3. Develop interactive sessions.

““You can’t have sessions be an hour or two hours long. Thirty minutes is becoming the new standard, and within that, you want to treat it like a broadcast. You want to think of it like a news report,” Ludwig says. “And seldom do you watch the news for 30 minutes and it’s just one person speaking with one image, right?”

“Instead, it’s changing, it’s moving. You’re cutting away. There are different angles. There’s new content on the screen, keeping it fresh, keeping it interesting to keep folks engaged when there are so many distractions from home—e-mails or dogs, lawnmowers, all these other things we’ve come accustomed to dealing with,” Ludwig says.

4. Invest in advanced production.

“If it’s a marquee event for a large internal audience, and it’s going to go over a couple of hours or longer, you want to think about how to shake things up,” he says.

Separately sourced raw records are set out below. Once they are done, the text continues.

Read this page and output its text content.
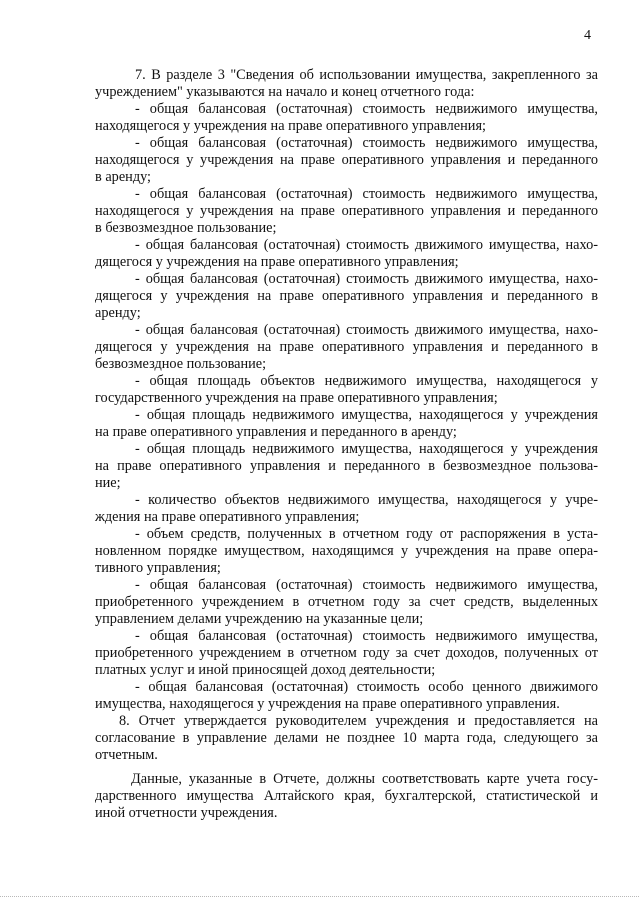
4
7. В разделе 3 "Сведения об использовании имущества, закрепленного за
учреждением" указываются на начало и конец отчетного года:
- общая балансовая (остаточная) стоимость недвижимого имущества,
находящегося у учреждения на праве оперативного управления;
- общая балансовая (остаточная) стоимость недвижимого имущества,
находящегося у учреждения на праве оперативного управления и переданного
в аренду;
- общая балансовая (остаточная) стоимость недвижимого имущества,
находящегося у учреждения на праве оперативного управления и переданного
в безвозмездное пользование;
- общая балансовая (остаточная) стоимость движимого имущества, нахо-
дящегося у учреждения на праве оперативного управления;
- общая балансовая (остаточная) стоимость движимого имущества, нахо-
дящегося у учреждения на праве оперативного управления и переданного в
аренду;
- общая балансовая (остаточная) стоимость движимого имущества, нахо-
дящегося у учреждения на праве оперативного управления и переданного в
безвозмездное пользование;
- общая площадь объектов недвижимого имущества, находящегося у
государственного учреждения на праве оперативного управления;
- общая площадь недвижимого имущества, находящегося у учреждения
на праве оперативного управления и переданного в аренду;
- общая площадь недвижимого имущества, находящегося у учреждения
на праве оперативного управления и переданного в безвозмездное пользова-
ние;
- количество объектов недвижимого имущества, находящегося у учре-
ждения на праве оперативного управления;
- объем средств, полученных в отчетном году от распоряжения в уста-
новленном порядке имуществом, находящимся у учреждения на праве опера-
тивного управления;
- общая балансовая (остаточная) стоимость недвижимого имущества,
приобретенного учреждением в отчетном году за счет средств, выделенных
управлением делами учреждению на указанные цели;
- общая балансовая (остаточная) стоимость недвижимого имущества,
приобретенного учреждением в отчетном году за счет доходов, полученных от
платных услуг и иной приносящей доход деятельности;
- общая балансовая (остаточная) стоимость особо ценного движимого
имущества, находящегося у учреждения на праве оперативного управления.
8. Отчет утверждается руководителем учреждения и предоставляется на
согласование в управление делами не позднее 10 марта года, следующего за
отчетным.
Данные, указанные в Отчете, должны соответствовать карте учета госу-
дарственного имущества Алтайского края, бухгалтерской, статистической и
иной отчетности учреждения.
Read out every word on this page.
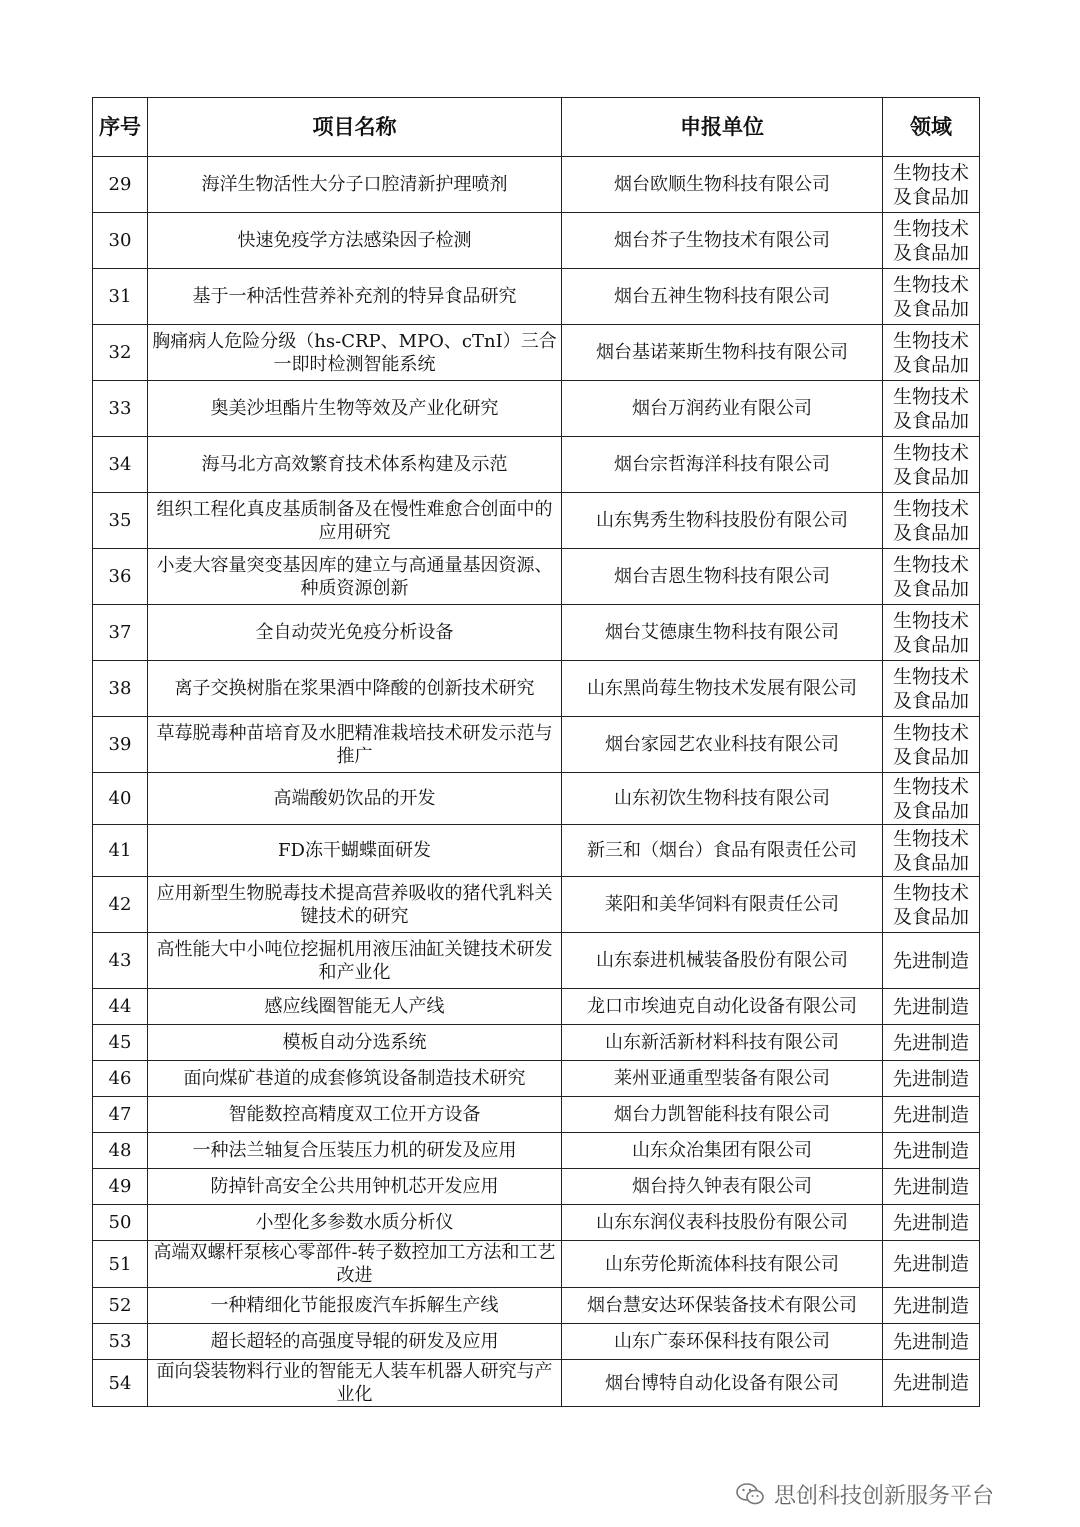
序号	项目名称	申报单位	领域
29	海洋生物活性大分子口腔清新护理喷剂	烟台欧顺生物科技有限公司	生物技术及食品加
30	快速免疫学方法感染因子检测	烟台芥子生物技术有限公司	生物技术及食品加
31	基于一种活性营养补充剂的特异食品研究	烟台五神生物科技有限公司	生物技术及食品加
32	胸痛病人危险分级（hs-CRP、MPO、cTnI）三合一即时检测智能系统	烟台基诺莱斯生物科技有限公司	生物技术及食品加
33	奥美沙坦酯片生物等效及产业化研究	烟台万润药业有限公司	生物技术及食品加
34	海马北方高效繁育技术体系构建及示范	烟台宗哲海洋科技有限公司	生物技术及食品加
35	组织工程化真皮基质制备及在慢性难愈合创面中的应用研究	山东隽秀生物科技股份有限公司	生物技术及食品加
36	小麦大容量突变基因库的建立与高通量基因资源、种质资源创新	烟台吉恩生物科技有限公司	生物技术及食品加
37	全自动荧光免疫分析设备	烟台艾德康生物科技有限公司	生物技术及食品加
38	离子交换树脂在浆果酒中降酸的创新技术研究	山东黑尚莓生物技术发展有限公司	生物技术及食品加
39	草莓脱毒种苗培育及水肥精准栽培技术研发示范与推广	烟台家园艺农业科技有限公司	生物技术及食品加
40	高端酸奶饮品的开发	山东初饮生物科技有限公司	生物技术及食品加
41	FD冻干蝴蝶面研发	新三和（烟台）食品有限责任公司	生物技术及食品加
42	应用新型生物脱毒技术提高营养吸收的猪代乳料关键技术的研究	莱阳和美华饲料有限责任公司	生物技术及食品加
43	高性能大中小吨位挖掘机用液压油缸关键技术研发和产业化	山东泰进机械装备股份有限公司	先进制造
44	感应线圈智能无人产线	龙口市埃迪克自动化设备有限公司	先进制造
45	模板自动分选系统	山东新活新材料科技有限公司	先进制造
46	面向煤矿巷道的成套修筑设备制造技术研究	莱州亚通重型装备有限公司	先进制造
47	智能数控高精度双工位开方设备	烟台力凯智能科技有限公司	先进制造
48	一种法兰轴复合压装压力机的研发及应用	山东众冶集团有限公司	先进制造
49	防掉针高安全公共用钟机芯开发应用	烟台持久钟表有限公司	先进制造
50	小型化多参数水质分析仪	山东东润仪表科技股份有限公司	先进制造
51	高端双螺杆泵核心零部件-转子数控加工方法和工艺改进	山东劳伦斯流体科技有限公司	先进制造
52	一种精细化节能报废汽车拆解生产线	烟台慧安达环保装备技术有限公司	先进制造
53	超长超轻的高强度导辊的研发及应用	山东广泰环保科技有限公司	先进制造
54	面向袋装物料行业的智能无人装车机器人研究与产业化	烟台博特自动化设备有限公司	先进制造
思创科技创新服务平台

“There are advanced production tools, and partners you can work with, to change layouts, have multiple video feeds, simulcast to social media, offer a virtual green room so you can get everyone schooled up behind the scenes before going live. You can even prerecord and load stuff up, so it’ll appear like it’s live,” Ludwig says.

5. Use engagement scoring as a measure of employee satisfaction.

“In times of uncertainty, you want to control what you can control. Motivating your people and delivering your message are two things that you can very easily control,” Ludwig says. He recommends tracking the attendee journey using engagement scoring. As an example, he follows an attendee who starts out at registration with a request for a meeting with another attendee.

“Let’s give her a beginning engagement score of 30,” he says. She then logs into the virtual attendee hub and watches a keynote, and even tweets about it, increasing her score to 70.

She asks a question, attends a session, gives some feedback, goes to the speaker’s list to see who else is going to be presenting and sets up the rest of her schedule. She’s now up to a score of 150.

She has a one-on-one appointment. She attends a training. She fills out a post-event survey, then watches an on-demand video. “Now her engagement score is up to 360, and we have a very clear and perfect picture of that employee,” Ludwig says.

This, he notes, can help answer the age-old question, “How engaged is my sales team?”

Managers can track how that same data correlates against quota attainment. “An employee’s level of engagement may have direct correlation with their output for the month,” he says.

Further Considerations

In the Q&A session, Ludwig fielded two especially pertinent questions.

We usually bring in outside speakers for our larger team events. Do you suggest we keep that approach for virtual events?

Ludwig: “I do suggest that. Your team hears from you all the time, and external speakers for internal events can go a very long way. And because you don’t have to fly them in and pay for a hotel room, you might be able to attract a speaker you may not have if it was in person.”

Are there are differences in approach or strategy in viewing a customer event versus an internal event?

Ludwig: “There’s something interesting when it’s internal—everyone wants to get their hands dirty. When it’s a customer-facing event, most people across the organization entrust marketing teams to do their thing.

“Our Cvent CEO gets far more involved in internal events. It’s just the nature of the beast.

“His belief is kind of like, look, if I get on a phone call with a client for an hour, I may have an impact on that client, but it will be one client for that one hour. In that same one hour, if I can convey a motivational message to 4,000 employees, what is the impact that can have? Then all 4,000 of those people who interact with our customers are able to convey the right message and deliver the right level of service, and all the other things we want to imbue across our employee base.”